Friday, April 3, 2015
330 Gross Hall - 12:00 - 1:00PM
Michael Kaess, PhD
Assistant Research Professor, Carnegie Mellon University Robotics Institute
We are starting to see the emergence of autonomous robots that operate outside of controlled factory environments in various applications ranging from driverless cars, space and underwater exploration to service robots for businesses and homes. One of the very first challenges encountered on the way to autonomy is perception: obtaining information about the environment that allows the robot to efficiently navigate through, interact with and manipulate it. Moreover, in many such applications, models of the environment are either unavailable or outdated, thus necessitating real-time robotic mapping using onboard sensors.
In this talk I will present my recent research on robust and efficient optimization techniques for real-time robotic mapping. I will focus on our recently developed incremental nonlinear least-squares solver, termed incremental smoothing and mapping (iSAM2). Based on our new probabilistic model called the Bayes tree, iSAM2 efficiently updates an existing solution to a nonlinear least-squares problem after new measurements are added. I will describe some of the key aspects of my work and also address robustness in optimization. Lastly, I will present applications enabled by iSAM2 including long-term visual mapping and Kintinuous -- our recent work on dense mapping with RGB-D cameras.

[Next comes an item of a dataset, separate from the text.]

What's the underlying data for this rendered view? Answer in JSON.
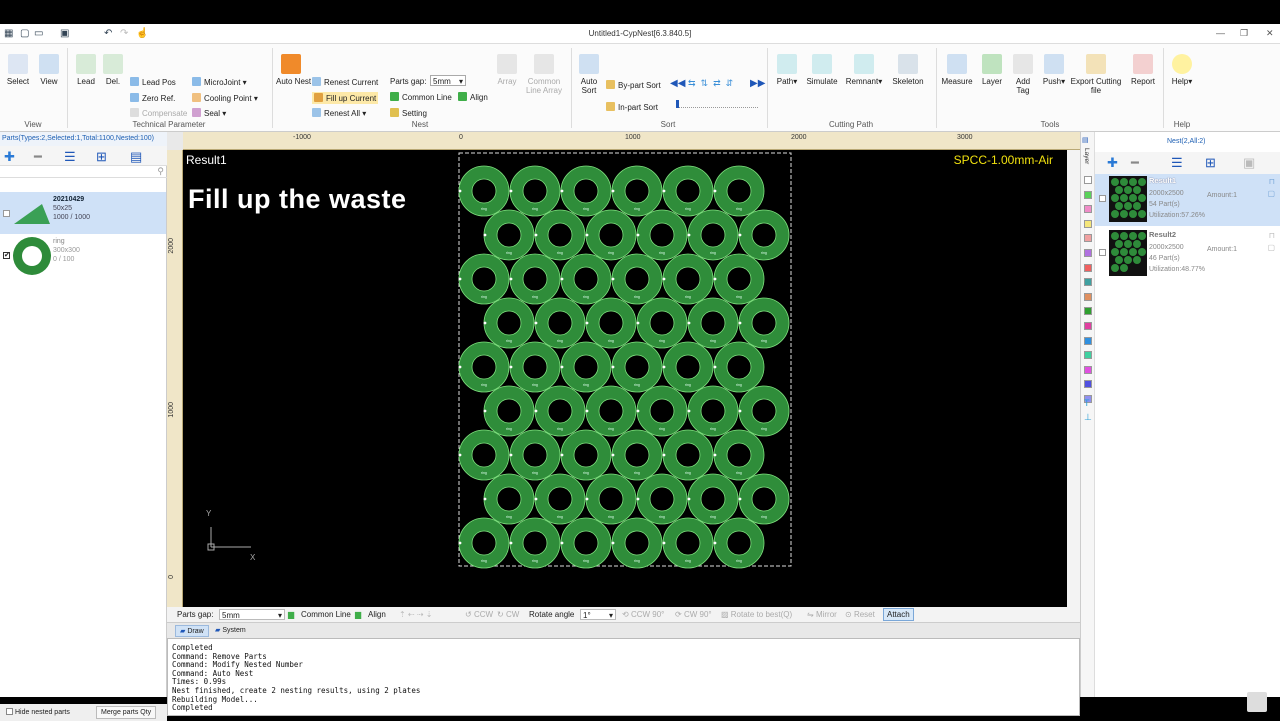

Michael Kaess is an Assistant Research Professor in the Robotics Institute at Carnegie Mellon University (CMU). Prior to joining CMU in 2013, he was a Research Scientist (2010-2013) and a Postdoctoral Associate (2008-2010) in the Computer Science and Artificial Intelligence Laboratory (CSAIL) at the Massachusetts Institute of Technology (MIT). He received the Ph.D. (2008) and M.S. (2002) degrees in computer science from the Georgia Institute of Technology. His current research focuses on probabilistic methods for robot perception, in particular navigation, mapping and localization and efficient inference algorithms. He was one of the two runner-ups for the 2012 Volz dissertation award for the best U.S. Ph.D. thesis in robotics and automation, and has recently received a Google Faculty Research Award.